The algorithm is executed for
several iterations as specified by the user. The temperature for annealing is
set by the user before the start of the algorithm. For the first iteration, a
random subset of features is drawn and its performance is measured for the dataset.
The given feature set is perturbed by randomly removing and adding new features
to the feature set. We can specify the percentage of features that can be
perturbed. Usually, this percentage is kept between 1 and 5. After the features
are perturbed, the new perturbed features are used for evaluating the dataset.
We then compare model performance between features drawn at the beginning of
iteration and perturbed features. If the new subset is better than the initial
subset, we replace the initial subset with the better subset. If on the other
hand, the perturbed subset performs worse than the initial subset, we calculate
an acceptance or rejection probability, which uses both the model metric as
well as temperature. The calculated probability is compared against a random
probability. For the regression problem, if the random probability is less than
accept reject probability, we take the worse-performing perturbed feature set.
For classification problems, if the random probability is more than accept reject
probability, we take the worse-performing perturbed feature set. The new
feature set thus generated is used for the next iteration, and the temperature
is cooled based on a predefined alpha value. One thing to note about perturbing
is that in an iteration, we can perturb more than once.
Simulated annealing tries to improve
the feature set randomly generated in the first iteration. In some cases, the
random feature set generated could be very close to global minima or global
maxima. Hence, for the same feature set, in some cases, the extent of
improvement obtained through simulated annealing could be worse in comparison
to some other instances. Apart from the hyperparameters of the algorithm, the
random feature set generated in the first iteration also has an impact. This is
one of the limitations of simulated annealing, as it is beyond the control of
the user.
After completion of simulated
annealing, we should test the resultant feature set on external test and
validation data. Figure 8.3.1 below is a flowchart of the simulated annealing
algorithm [1]
Figure 8.3.1: Simulated Annealing
algorithm flowchart
We can use the function SimulatedAnnealing
in the feature selection object fsObj
for performing simulated annealing. Below is how the syntax will look like.

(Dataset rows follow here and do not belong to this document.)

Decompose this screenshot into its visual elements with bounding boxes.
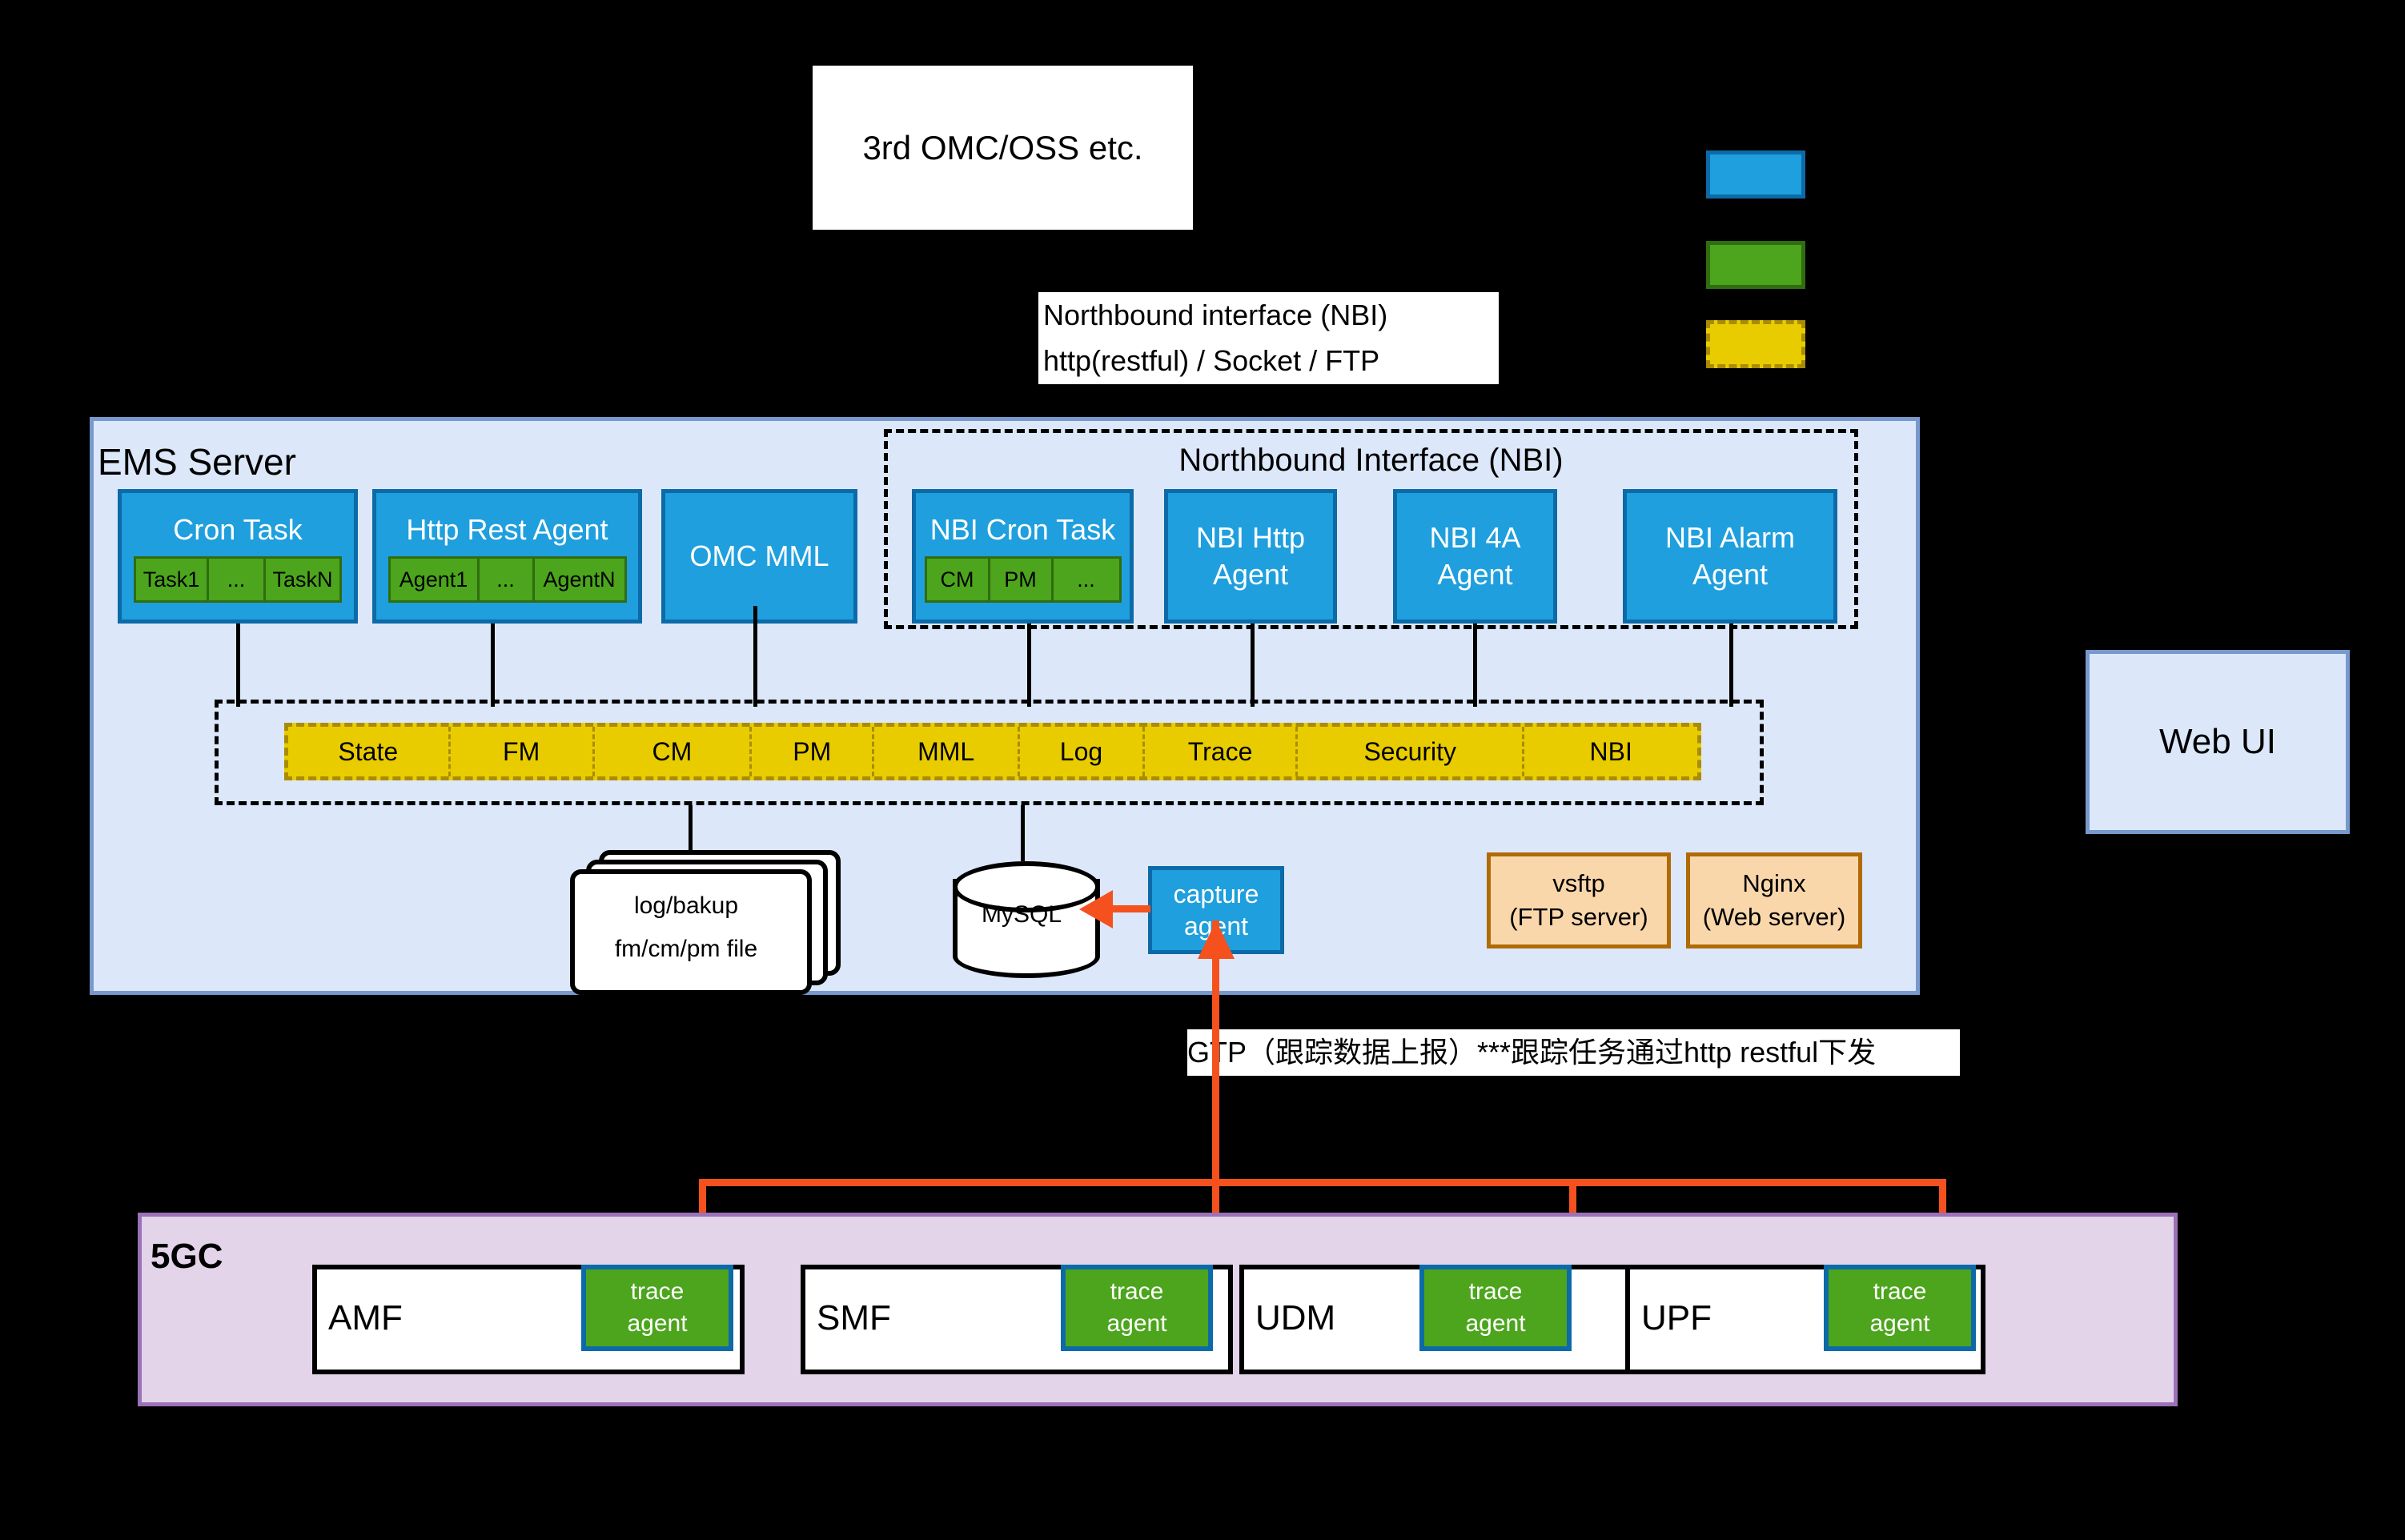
chip-agent1[interactable]: Agent1	[388, 556, 480, 603]
legend-swatch-blue	[1706, 150, 1805, 199]
bus-cell-mml[interactable]: MML	[874, 727, 1019, 776]
gc-function-amf-label: AMF	[328, 1298, 403, 1338]
nbi-protocol-note: Northbound interface (NBI) http(restful)…	[1038, 292, 1499, 384]
nbi-4a-agent-bus-connector	[1473, 624, 1477, 707]
bus-cell-security[interactable]: Security	[1298, 727, 1524, 776]
cron-task-bus-connector	[236, 624, 240, 707]
component-nbi-http-agent[interactable]: NBI Http Agent	[1164, 489, 1337, 624]
chip-pm[interactable]: PM	[990, 556, 1054, 603]
chip-task1[interactable]: Task1	[134, 556, 209, 603]
capture-to-mysql-line	[1106, 905, 1150, 912]
vsftp-line-2: (FTP server)	[1509, 900, 1648, 934]
nbi-alarm-agent-bus-connector	[1729, 624, 1733, 707]
component-http-rest-agent[interactable]: Http Rest Agent Agent1 ... AgentN	[372, 489, 642, 624]
component-nbi-cron-task-label: NBI Cron Task	[930, 513, 1115, 547]
trace-agent-smf[interactable]: trace agent	[1061, 1265, 1213, 1351]
trace-agent-udm[interactable]: trace agent	[1419, 1265, 1572, 1351]
chip-cm[interactable]: CM	[925, 556, 990, 603]
bus-cell-trace[interactable]: Trace	[1145, 727, 1298, 776]
component-nbi-4a-agent-label: NBI 4A Agent	[1429, 519, 1520, 593]
gtp-note: GTP（跟踪数据上报）***跟踪任务通过http restful下发	[1187, 1029, 1960, 1076]
trace-agent-udm-line-1: trace	[1469, 1276, 1523, 1308]
chip-agentn[interactable]: AgentN	[535, 556, 627, 603]
component-nbi-4a-agent[interactable]: NBI 4A Agent	[1393, 489, 1557, 624]
component-nbi-alarm-agent-label: NBI Alarm Agent	[1665, 519, 1795, 593]
chip-taskn[interactable]: TaskN	[266, 556, 342, 603]
gc-function-smf-label: SMF	[817, 1298, 891, 1338]
gc-title: 5GC	[151, 1237, 223, 1277]
component-omc-mml-label: OMC MML	[690, 539, 829, 573]
component-http-rest-agent-label: Http Rest Agent	[406, 513, 608, 547]
component-nbi-cron-task[interactable]: NBI Cron Task CM PM ...	[912, 489, 1134, 624]
trace-agent-smf-line-2: agent	[1106, 1308, 1166, 1340]
trace-agent-amf-line-1: trace	[631, 1276, 685, 1308]
gc-function-upf-label: UPF	[1641, 1298, 1712, 1338]
file-stack-line-2: fm/cm/pm file	[615, 928, 757, 971]
trace-agent-smf-line-1: trace	[1110, 1276, 1164, 1308]
nginx-server-box[interactable]: Nginx (Web server)	[1686, 852, 1862, 948]
third-party-omc-oss-box: 3rd OMC/OSS etc.	[813, 66, 1193, 230]
http-rest-agent-bus-connector	[491, 624, 495, 707]
mysql-label: MySQL	[953, 895, 1090, 935]
web-ui-panel[interactable]: Web UI	[2086, 650, 2350, 834]
capture-agent-line-1: capture	[1174, 878, 1259, 910]
bus-cell-fm[interactable]: FM	[451, 727, 595, 776]
trace-bus-riser-arrowhead	[1196, 920, 1236, 959]
trace-agent-upf-line-1: trace	[1873, 1276, 1927, 1308]
trace-bus-riser	[1212, 920, 1219, 1185]
bus-to-file-stack-connector	[689, 805, 693, 853]
gc-function-udm-label: UDM	[1255, 1298, 1335, 1338]
chip-agent-ellipsis: ...	[480, 556, 535, 603]
nginx-line-2: (Web server)	[1703, 900, 1846, 934]
nbi-group-title: Northbound Interface (NBI)	[884, 436, 1858, 484]
vsftp-server-box[interactable]: vsftp (FTP server)	[1487, 852, 1671, 948]
bus-to-mysql-connector	[1021, 805, 1025, 861]
component-cron-task-label: Cron Task	[173, 513, 302, 547]
gtp-note-text: GTP（跟踪数据上报）***跟踪任务通过http restful下发	[1187, 1036, 1876, 1069]
bus-cell-cm[interactable]: CM	[595, 727, 752, 776]
omc-mml-bus-connector	[753, 606, 757, 707]
ems-server-title: EMS Server	[98, 440, 296, 483]
chip-task-ellipsis: ...	[209, 556, 266, 603]
trace-agent-udm-line-2: agent	[1465, 1308, 1525, 1340]
vsftp-line-1: vsftp	[1552, 867, 1604, 900]
capture-to-mysql-arrowhead	[1079, 888, 1113, 930]
third-party-omc-oss-label: 3rd OMC/OSS etc.	[862, 129, 1142, 167]
service-bus: State FM CM PM MML Log Trace Security NB…	[284, 723, 1701, 780]
trace-agent-amf[interactable]: trace agent	[581, 1265, 733, 1351]
bus-cell-state[interactable]: State	[288, 727, 451, 776]
component-omc-mml[interactable]: OMC MML	[661, 489, 857, 624]
trace-bus-horizontal	[699, 1179, 1946, 1186]
component-nbi-http-agent-label: NBI Http Agent	[1196, 519, 1305, 593]
nbi-cron-task-bus-connector	[1027, 624, 1031, 707]
chip-nbi-ellipsis: ...	[1054, 556, 1122, 603]
bus-cell-nbi[interactable]: NBI	[1524, 727, 1697, 776]
bus-cell-log[interactable]: Log	[1020, 727, 1145, 776]
trace-agent-upf-line-2: agent	[1869, 1308, 1929, 1340]
nbi-http-agent-bus-connector	[1251, 624, 1255, 707]
nbi-note-line-2: http(restful) / Socket / FTP	[1043, 338, 1499, 383]
oss-to-ems-connector	[1002, 230, 1006, 419]
file-stack-label: log/bakup fm/cm/pm file	[570, 869, 802, 985]
legend-swatch-gold	[1706, 320, 1805, 368]
component-cron-task[interactable]: Cron Task Task1 ... TaskN	[118, 489, 358, 624]
trace-agent-upf[interactable]: trace agent	[1824, 1265, 1976, 1351]
bus-cell-pm[interactable]: PM	[752, 727, 874, 776]
legend-swatch-green	[1706, 241, 1805, 289]
file-stack-line-1: log/bakup	[634, 884, 738, 928]
nginx-line-1: Nginx	[1742, 867, 1805, 900]
component-nbi-alarm-agent[interactable]: NBI Alarm Agent	[1623, 489, 1837, 624]
nbi-note-line-1: Northbound interface (NBI)	[1043, 292, 1499, 338]
trace-agent-amf-line-2: agent	[627, 1308, 687, 1340]
web-ui-label: Web UI	[2159, 722, 2276, 762]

best_columns = fsObj.SimulatedAnnealing(temperature = 1500,
iterations = 25,
n_perturb =
75,
run_time=1200,
n_features_percent_perturb=1,
alpha=0.9)
In this syntax example, we have set
a high temperature of 1500. We have executed simulated annealing for 25
iterations. Within each iteration, we have perturbed 1 percent of features. We
have allowed perturbation to happen for 75 times in each iteration. Execution
time limit is set for 1200 minutes. We have set alpha as 0.9.